Astra 5A lost

Astra 5A has been declared a total loss. The satellite was originally known as NSAB/Sirius 2, operated by SES Sirius, a subsidiary that’s 90% owned by SES Astra.

Astra 5A was operating from 31.5 deg East, mostly beaming channels into German cable head-ends. Customers were switched to another Astra position at 23.5 deg East.

However, the loss curtails for the moment Astra’s plans for 31.5 deg East, which the craft was quietly developing and targeting Central, Eastern Europe and the Middle East as far as Turkey. SES says the “economic impact” of the loss will not be material.
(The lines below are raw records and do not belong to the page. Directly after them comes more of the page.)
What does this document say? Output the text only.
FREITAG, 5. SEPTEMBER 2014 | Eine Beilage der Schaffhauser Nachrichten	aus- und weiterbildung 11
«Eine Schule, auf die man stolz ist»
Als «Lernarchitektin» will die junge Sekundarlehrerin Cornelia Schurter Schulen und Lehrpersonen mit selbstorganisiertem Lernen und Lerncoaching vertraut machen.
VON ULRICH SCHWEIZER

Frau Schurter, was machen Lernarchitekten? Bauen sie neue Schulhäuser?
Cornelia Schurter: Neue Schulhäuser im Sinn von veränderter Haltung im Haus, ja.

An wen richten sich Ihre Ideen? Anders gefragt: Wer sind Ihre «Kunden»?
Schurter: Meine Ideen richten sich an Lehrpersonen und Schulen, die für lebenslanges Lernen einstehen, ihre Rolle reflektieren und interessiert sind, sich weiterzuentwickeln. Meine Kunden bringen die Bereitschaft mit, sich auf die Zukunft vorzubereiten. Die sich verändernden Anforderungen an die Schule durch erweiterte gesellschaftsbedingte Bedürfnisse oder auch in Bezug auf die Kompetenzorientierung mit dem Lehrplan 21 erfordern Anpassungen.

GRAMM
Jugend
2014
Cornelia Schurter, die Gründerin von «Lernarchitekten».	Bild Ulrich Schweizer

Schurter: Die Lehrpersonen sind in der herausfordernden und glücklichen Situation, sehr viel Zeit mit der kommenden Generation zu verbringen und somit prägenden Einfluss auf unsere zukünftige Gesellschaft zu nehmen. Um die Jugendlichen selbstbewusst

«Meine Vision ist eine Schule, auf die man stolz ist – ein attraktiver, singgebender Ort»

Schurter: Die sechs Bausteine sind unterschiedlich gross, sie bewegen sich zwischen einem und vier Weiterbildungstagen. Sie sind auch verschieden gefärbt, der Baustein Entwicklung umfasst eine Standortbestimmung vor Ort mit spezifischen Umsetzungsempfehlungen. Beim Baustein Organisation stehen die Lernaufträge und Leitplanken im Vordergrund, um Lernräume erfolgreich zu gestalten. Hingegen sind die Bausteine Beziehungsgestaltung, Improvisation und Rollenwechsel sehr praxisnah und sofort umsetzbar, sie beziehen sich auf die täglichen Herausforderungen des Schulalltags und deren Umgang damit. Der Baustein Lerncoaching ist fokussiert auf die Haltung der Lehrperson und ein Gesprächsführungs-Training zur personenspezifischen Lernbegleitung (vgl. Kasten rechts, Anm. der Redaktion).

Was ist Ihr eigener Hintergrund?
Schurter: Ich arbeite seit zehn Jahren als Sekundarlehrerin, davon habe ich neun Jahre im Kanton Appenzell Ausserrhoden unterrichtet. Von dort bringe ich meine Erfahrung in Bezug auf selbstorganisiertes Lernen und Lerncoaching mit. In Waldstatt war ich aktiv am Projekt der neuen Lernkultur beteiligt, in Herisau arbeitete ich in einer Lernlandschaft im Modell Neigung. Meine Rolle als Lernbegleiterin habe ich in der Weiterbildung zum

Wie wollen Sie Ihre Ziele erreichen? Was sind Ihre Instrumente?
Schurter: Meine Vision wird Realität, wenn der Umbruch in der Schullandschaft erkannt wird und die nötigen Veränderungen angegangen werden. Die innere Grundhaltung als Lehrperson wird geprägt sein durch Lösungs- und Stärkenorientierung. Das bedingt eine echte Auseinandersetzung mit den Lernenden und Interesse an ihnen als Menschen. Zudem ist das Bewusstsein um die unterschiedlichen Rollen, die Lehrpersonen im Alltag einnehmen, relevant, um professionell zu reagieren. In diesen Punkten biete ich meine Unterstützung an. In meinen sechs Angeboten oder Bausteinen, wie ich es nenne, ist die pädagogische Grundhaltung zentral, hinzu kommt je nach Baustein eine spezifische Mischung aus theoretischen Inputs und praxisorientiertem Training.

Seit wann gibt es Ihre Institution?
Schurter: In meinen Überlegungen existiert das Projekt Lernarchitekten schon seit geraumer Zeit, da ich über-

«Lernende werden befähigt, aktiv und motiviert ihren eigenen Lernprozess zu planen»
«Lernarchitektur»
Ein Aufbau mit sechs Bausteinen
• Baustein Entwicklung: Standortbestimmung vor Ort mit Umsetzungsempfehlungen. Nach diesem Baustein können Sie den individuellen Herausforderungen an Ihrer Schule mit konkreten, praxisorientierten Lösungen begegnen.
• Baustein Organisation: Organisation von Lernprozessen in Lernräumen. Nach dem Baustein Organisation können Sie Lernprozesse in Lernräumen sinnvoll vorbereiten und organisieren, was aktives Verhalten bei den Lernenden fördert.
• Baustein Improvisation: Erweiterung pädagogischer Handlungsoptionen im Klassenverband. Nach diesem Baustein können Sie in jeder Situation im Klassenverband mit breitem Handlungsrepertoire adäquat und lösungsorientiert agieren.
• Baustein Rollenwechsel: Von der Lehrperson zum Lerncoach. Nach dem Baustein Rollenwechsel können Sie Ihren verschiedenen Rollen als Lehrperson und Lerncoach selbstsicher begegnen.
Astra has not had the best of luck with the position. The position was opened and secured in July 2006 with another end-of-life craft, the Australian Optus A3 craft (operating at a highly inclined 9 degree position). This was replaced by another somewhat tired craft, Astra 1D, also in inclined orbit. Astra 5A was the first ‘nominal’ craft to correctly occupy the slot.

Astra 5A first experienced problems back on October 22 last year, although was seemingly fully recovered by Nov 5 when SES said it was again working nominally. SES at the time said they could not rule out “human error” as far as the basic problem was concerned.

Astra 5A, a Spacebus 3000B2 model, was built by the then Aerospatiale company, now part of Thales Alenia Space, and launched on Nov 12 1997. It should have given around 3-5 years more service. It is not known what the nominal value the craft had, or whether it was insured.